Abby flew to Idaho the day after our return to Berlin and I followed a week later. My first morning at home I woke up with double vision. I was almost certain I knew what it was. A similar episode 16 years earlier had kept me grounded for two years but that diagnosis was not definitive. This time the symptoms were more severe and the diagnosis certain. I had myasthenia gravis, a neuro-muscular disease related to multiple sclerosis and ALS (Lou Gehrig’s disease) – the same disease that killed Aristotle Onassis.

My story has a happier ending than Mr. Onassis’. Two years after its onset, the symptoms were remitting and I was well enough to start working again – though my days as a pilot were over. I wore an eye patch for 3 ½ years to deal with double vision and there was some weakness in my leg, but other than that I was feeling good again. When I told a friend who practices Chinese medicine about the Chernobyl cloud, she prescribed Korean ginseng because it has a reputation for diminishing the effects of radiation. I still take it, 30 years later. I don’t know if it played a role in the myasthenia’s reversal but it doesn’t matter. I take it – placebo effect or not. After 3 ½ years of double vision I was finally able to get rid of the eye patch. When I showed up at work without the patch, a friend told me to put it back on – he thought I was much more interesting with it. I’m sure he was right.

The people of Chernobyl were not so fortunate. In addition to 28 deaths attributed to Acute Radiation Sickness at the time of the accident, the World Health Organization reports that over 5000 cases of thyroid cancer have been diagnosed among those who were between infancy and 18 years at the time of the accident. This is due to milk consumption from radioactive dust that fell on pastures where dairy cows grazed. There was also an increase in the incidence of leukemia, non-thyroid cancer, pediatric cancer, cataracts, cardiovascular disease, and high levels of mental illness related to the stress of relocation, job loss, and fear of radiation sickness.

Today is the 30th anniversary of that singular catastrophe. It changed my life but it ruined the lives of thousands of Ukrainians. Like the Fukushima tidal wave and the earthquake in Ecuador, it reminds us of how fragile we are and how unforeseen events can crush, take, or change our lives.  Today I’m giving thanks for my good fortune and praying for those less fortunate.

Comments

  1. We had the good fortune to not be anywhere in Europe when the Chernobyl plume swept by, but we were in Europe a couple of years later and heard a sad story in connection with it. After cycling in Scandinavia we got on a tour bus in Helsinki and went to St. Petersburg for three days.
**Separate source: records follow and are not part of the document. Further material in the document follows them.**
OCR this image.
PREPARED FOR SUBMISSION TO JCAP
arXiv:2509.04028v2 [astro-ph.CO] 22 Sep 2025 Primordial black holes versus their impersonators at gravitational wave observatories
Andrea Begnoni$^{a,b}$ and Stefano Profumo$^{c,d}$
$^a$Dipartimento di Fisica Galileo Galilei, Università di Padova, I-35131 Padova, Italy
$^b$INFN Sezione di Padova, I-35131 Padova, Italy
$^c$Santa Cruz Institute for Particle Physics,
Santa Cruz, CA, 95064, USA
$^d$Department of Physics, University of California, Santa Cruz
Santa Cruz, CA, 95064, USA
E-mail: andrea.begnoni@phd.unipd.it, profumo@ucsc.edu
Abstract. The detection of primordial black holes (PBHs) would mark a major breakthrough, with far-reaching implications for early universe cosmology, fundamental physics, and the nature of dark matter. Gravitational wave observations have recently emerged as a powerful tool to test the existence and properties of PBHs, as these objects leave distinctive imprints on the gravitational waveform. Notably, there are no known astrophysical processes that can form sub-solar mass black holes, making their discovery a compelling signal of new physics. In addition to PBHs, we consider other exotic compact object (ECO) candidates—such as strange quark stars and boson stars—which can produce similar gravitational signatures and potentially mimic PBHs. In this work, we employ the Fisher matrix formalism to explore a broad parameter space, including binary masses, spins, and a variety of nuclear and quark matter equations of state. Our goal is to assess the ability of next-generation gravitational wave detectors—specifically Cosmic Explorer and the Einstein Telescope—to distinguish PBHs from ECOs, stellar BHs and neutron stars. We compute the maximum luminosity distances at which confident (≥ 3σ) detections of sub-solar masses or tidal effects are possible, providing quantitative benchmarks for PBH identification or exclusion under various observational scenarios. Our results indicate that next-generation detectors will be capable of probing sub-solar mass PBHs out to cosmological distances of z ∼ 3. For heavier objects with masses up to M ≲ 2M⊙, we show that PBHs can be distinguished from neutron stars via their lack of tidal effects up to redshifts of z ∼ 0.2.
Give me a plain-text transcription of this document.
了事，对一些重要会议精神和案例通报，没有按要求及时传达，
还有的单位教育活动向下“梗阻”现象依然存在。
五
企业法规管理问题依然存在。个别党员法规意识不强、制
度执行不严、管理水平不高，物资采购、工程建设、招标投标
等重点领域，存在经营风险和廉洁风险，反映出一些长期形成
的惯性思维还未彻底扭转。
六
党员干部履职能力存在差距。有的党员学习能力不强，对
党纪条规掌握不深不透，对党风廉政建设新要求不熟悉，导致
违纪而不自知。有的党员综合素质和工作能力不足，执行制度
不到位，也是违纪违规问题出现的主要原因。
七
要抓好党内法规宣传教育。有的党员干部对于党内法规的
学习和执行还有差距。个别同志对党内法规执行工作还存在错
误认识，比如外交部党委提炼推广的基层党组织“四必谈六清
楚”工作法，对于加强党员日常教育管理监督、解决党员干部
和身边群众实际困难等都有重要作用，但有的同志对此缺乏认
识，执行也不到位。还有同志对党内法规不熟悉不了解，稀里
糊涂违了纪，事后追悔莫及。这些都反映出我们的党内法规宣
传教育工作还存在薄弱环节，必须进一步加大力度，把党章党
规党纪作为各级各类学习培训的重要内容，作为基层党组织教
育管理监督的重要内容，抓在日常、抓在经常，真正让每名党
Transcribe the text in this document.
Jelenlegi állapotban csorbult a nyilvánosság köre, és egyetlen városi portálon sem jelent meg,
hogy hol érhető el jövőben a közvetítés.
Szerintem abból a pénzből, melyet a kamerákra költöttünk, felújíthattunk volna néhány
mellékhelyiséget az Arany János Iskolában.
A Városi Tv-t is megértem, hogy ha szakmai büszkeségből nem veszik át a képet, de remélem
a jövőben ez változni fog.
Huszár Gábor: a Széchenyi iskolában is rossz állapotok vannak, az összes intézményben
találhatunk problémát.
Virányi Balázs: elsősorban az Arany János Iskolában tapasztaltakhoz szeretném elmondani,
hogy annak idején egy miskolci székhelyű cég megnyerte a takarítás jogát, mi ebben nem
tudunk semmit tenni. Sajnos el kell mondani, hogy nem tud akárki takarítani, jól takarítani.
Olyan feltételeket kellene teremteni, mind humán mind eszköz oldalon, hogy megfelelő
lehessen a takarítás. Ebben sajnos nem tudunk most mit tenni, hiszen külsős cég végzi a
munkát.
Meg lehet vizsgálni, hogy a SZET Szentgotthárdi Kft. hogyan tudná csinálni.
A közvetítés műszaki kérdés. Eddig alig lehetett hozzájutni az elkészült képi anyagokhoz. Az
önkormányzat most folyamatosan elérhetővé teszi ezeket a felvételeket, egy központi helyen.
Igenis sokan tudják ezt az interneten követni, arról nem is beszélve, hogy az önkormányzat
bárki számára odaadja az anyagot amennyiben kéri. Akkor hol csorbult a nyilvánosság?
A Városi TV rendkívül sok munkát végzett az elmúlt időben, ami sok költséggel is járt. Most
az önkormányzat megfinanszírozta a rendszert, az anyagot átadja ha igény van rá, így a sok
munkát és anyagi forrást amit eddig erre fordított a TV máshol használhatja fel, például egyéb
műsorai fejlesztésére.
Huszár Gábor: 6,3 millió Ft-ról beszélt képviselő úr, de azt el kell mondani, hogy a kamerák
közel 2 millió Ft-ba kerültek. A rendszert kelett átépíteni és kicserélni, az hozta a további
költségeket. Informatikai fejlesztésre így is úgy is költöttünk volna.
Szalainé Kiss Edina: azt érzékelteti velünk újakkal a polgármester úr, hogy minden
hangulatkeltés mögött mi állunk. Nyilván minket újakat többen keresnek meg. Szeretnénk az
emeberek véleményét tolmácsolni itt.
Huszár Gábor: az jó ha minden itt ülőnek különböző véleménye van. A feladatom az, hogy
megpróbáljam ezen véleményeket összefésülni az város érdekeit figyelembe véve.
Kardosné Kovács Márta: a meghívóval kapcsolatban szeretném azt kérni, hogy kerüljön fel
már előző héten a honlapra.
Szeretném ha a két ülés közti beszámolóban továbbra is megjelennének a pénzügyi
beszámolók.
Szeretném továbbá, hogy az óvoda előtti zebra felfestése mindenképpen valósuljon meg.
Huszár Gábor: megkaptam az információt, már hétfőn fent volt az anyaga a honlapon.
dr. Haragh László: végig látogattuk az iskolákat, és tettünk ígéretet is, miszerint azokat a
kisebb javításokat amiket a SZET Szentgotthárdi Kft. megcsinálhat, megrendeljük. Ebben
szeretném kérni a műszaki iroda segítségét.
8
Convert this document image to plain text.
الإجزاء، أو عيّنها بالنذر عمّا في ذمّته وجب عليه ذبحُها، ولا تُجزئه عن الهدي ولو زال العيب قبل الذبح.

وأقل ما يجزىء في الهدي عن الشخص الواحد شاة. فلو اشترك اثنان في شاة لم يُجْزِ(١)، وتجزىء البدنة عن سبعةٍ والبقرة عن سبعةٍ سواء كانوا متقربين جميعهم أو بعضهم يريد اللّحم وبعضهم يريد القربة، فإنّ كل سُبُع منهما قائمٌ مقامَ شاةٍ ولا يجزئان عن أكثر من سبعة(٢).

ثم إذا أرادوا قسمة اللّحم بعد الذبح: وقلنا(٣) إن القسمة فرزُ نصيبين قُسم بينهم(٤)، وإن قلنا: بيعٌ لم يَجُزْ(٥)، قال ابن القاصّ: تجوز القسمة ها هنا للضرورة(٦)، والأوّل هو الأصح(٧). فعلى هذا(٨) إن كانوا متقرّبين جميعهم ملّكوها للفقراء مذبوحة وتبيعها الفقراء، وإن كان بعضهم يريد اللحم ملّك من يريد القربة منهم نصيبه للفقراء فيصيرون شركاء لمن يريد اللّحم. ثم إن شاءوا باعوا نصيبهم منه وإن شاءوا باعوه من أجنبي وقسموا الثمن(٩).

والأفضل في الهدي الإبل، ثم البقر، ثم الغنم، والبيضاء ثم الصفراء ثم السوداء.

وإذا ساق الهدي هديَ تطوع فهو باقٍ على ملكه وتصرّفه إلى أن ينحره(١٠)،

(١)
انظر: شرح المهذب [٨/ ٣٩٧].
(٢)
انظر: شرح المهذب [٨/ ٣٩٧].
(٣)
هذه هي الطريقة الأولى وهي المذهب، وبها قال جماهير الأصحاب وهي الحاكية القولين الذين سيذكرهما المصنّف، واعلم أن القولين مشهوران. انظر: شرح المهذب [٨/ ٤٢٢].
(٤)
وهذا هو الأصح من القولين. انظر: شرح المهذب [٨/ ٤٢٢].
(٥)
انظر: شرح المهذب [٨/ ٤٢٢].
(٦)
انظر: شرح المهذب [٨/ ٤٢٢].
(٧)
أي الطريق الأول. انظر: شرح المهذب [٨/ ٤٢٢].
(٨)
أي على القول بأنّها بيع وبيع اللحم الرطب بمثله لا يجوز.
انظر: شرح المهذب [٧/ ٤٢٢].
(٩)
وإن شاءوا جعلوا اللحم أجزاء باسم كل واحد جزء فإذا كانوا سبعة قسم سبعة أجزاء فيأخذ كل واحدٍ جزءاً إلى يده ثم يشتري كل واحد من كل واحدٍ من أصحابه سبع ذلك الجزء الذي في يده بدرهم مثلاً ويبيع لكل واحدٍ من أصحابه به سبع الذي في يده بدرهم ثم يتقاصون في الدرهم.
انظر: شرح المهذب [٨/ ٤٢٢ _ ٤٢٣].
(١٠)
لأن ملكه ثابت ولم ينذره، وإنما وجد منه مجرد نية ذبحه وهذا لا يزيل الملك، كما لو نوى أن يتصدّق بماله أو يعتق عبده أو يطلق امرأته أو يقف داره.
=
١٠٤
Traveling with us was a German family that had been providing financial support to a poor Russian family. The Russian father had been employed at Chernobyl and was too debilitated, presumably from radiation sickness, to work. The Germans were visiting the Russian family for the first time and the story of their visit, as told to us, was a depressing tale. The conditions under which the Russian family lived was beyond third world. No room here for details.

  2. The Chernobyl meltdown may have been a factor in the Cold War’s end. Overwhelmed by the catastrophe, USSR president Gorbachev openly sought help from the rest of the world. International scientists entered the long-closed country, visited the site and helped. Later in the same year, the soviets began restructuring their economy,”Perestroika,” and initiated the policy of “glasnost,” or opening.